Detours, Crossroads, and the Rearview Mirror

I participated for the first time in the March Slice of Life Challenge back in 2015. I was in my first year in a high school position and taking a grad class on writing across the curriculum with a wonderful and inspiring teacher who encouraged us to take up the challenge.

In 2015, I was back in K-12 after a six-year detour into public library work. I had started my career as an elementary school librarian in 2003. My first school had been through seven librarians in ten years. I had thought I could change the culture, and I had been so wrong. My second elementary school had handed me new and different heartbreaks, and I had been quicker to accept that I needed to move on.

At the public library, I had spent five years as a teen services librarian and one as a department head. In 2014, I’d taken a little bit of a pay cut to return to K-12, and I was worried I had made the wrong call.

I hadn’t. It wasn’t all wine and roses, but fast-forward to March 2019 and I was feeling good about the work I was doing and my role at the school.

Now, in 2021, I live in a different state. I work part-time at a community college. I have some time on my hands. I remembered the Slice of Life Challenge, and I thought it would be good for me to write and to connect with other teachers.

It has been good to write and connect. The challenge has also made me think more about how I miss being a high school teacher-librarian.
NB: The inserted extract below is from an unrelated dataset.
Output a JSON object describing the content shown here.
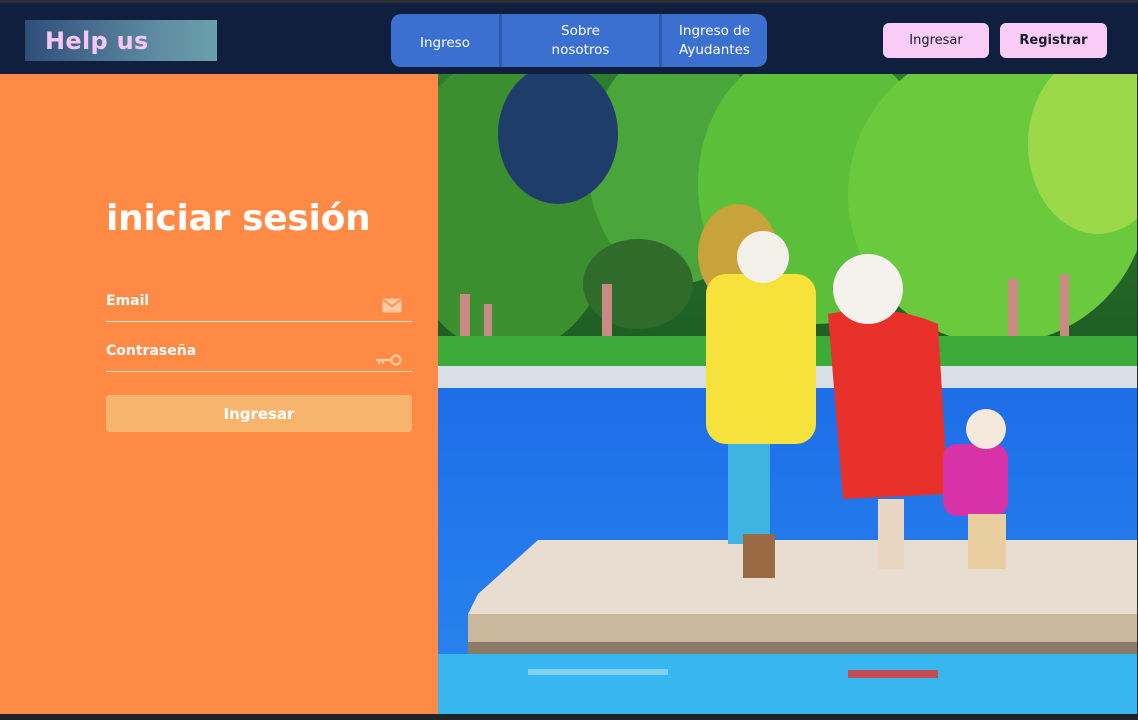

I spent most of today writing about the choices and events that took me from where I was in the March of 2019 to where I am today.

I wrote in thick detail about March through June of that year, and I wanted to write a sentence or two about August 2019-March 2020. I couldn’t. I couldn’t summarize those months in a way that felt honest, but I also didn’t want to spend to much time thinking through the particulars.

I’m taking a break. I’m going put the sticky draft aside. It will be there if and when I want to pick it up again.